For the whole year of 2017, I did chemotherapy, lumpectomy surgery, radiation and hormone treatment. I had to stop work, focus on my healing, and dealt with depression from the hair loss and other unpleasant side effects from the brutal treatments. I started to document my journey on social media as a therapeutic release and coined the artist name “Jaymee WINS” as a self-reminder that no matter what happens, I will choose to win over life’s daily struggles while going through a cancer diagnosis. After my lumpectomy, we found out that 1 lymph node had metastasis which bumped me to stage 2b.
Then I went on remission as I was on hormone therapy and kept living life with so much zest. But on my routine scan 1.5 years later, we found out that I had new lesions on my hip bones so we had to switch treatments. So I was again, bumped up to stage 4 and my cancer is now considered metastatic. It was the lowest point in my life. I thought with all my heart that I beat cancer already so for it to come back was just a major let down. But with tons of support from my medical team, good friends and kind strangers, I kept on with life. My hip bone lesions stayed stable and I was able to find reasons to smile again.
But in 2020, I experienced recurrences again. This time, in my left lung pleura and my pericardial area.

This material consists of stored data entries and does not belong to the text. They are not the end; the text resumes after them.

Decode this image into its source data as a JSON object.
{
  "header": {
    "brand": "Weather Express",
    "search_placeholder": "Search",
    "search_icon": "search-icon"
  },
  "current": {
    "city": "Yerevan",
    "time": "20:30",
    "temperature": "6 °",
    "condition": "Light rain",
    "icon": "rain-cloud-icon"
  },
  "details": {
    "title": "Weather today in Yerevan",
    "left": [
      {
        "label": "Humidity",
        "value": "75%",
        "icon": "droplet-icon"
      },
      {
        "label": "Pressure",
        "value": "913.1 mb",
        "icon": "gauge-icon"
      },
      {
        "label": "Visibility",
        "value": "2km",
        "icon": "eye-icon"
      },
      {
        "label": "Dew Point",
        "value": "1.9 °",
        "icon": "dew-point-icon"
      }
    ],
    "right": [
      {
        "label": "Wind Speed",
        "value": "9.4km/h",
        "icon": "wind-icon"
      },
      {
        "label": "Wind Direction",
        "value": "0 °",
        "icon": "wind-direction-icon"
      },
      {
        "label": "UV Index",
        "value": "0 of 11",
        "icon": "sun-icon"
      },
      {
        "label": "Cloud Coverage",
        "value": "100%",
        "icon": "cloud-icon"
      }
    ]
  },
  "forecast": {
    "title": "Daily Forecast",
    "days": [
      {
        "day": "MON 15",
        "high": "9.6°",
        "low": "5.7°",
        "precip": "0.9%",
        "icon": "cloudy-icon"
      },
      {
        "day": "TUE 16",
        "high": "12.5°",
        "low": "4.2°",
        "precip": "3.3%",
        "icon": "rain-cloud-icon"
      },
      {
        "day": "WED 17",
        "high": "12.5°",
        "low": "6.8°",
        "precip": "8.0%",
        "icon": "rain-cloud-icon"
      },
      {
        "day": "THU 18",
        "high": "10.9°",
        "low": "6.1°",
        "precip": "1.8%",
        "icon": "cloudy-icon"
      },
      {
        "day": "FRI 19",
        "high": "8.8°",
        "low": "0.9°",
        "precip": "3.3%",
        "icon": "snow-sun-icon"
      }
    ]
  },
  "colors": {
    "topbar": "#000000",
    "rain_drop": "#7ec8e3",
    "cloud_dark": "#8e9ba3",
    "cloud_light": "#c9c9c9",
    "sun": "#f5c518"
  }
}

So my medical team had to switch my treatment again, install a catheter on my left lung so that I can drain the liquid that builds up in there and place a pericardial window so that liquid will have an outlet and not build up around my heart. I was going in and out of the hospital and had 3 major surgeries all while the global pandemic was going on!
While all this is happening, I wrote my first self-published self-help book, “That Sh*t Called Cancer” thinking that this could be my last legacy. I really thought I was on my final days/months so that propelled me to write a book that shares my cancer story and useful, practical psychological tips that survivors might learn from. And thank God, I’m still here alive to promote the book and write a second one.
As of now, I’m still on active treatment to stop the cancer from metastasizing. It hasn’t been an easy journey and there are days when I want to just give up or wonder about my mortality. But at the same time, I always find reasons to keep winning and keep living life. Having this diagnosis has taught me how to truly live day by day, be in a constant state of gratitude, and nurturing quality connections with the people in my corner. And as long as I’m breathing, I’ll continue to keep inspiring people, especially cancer survivors to keep thriving in life whatever that means to them.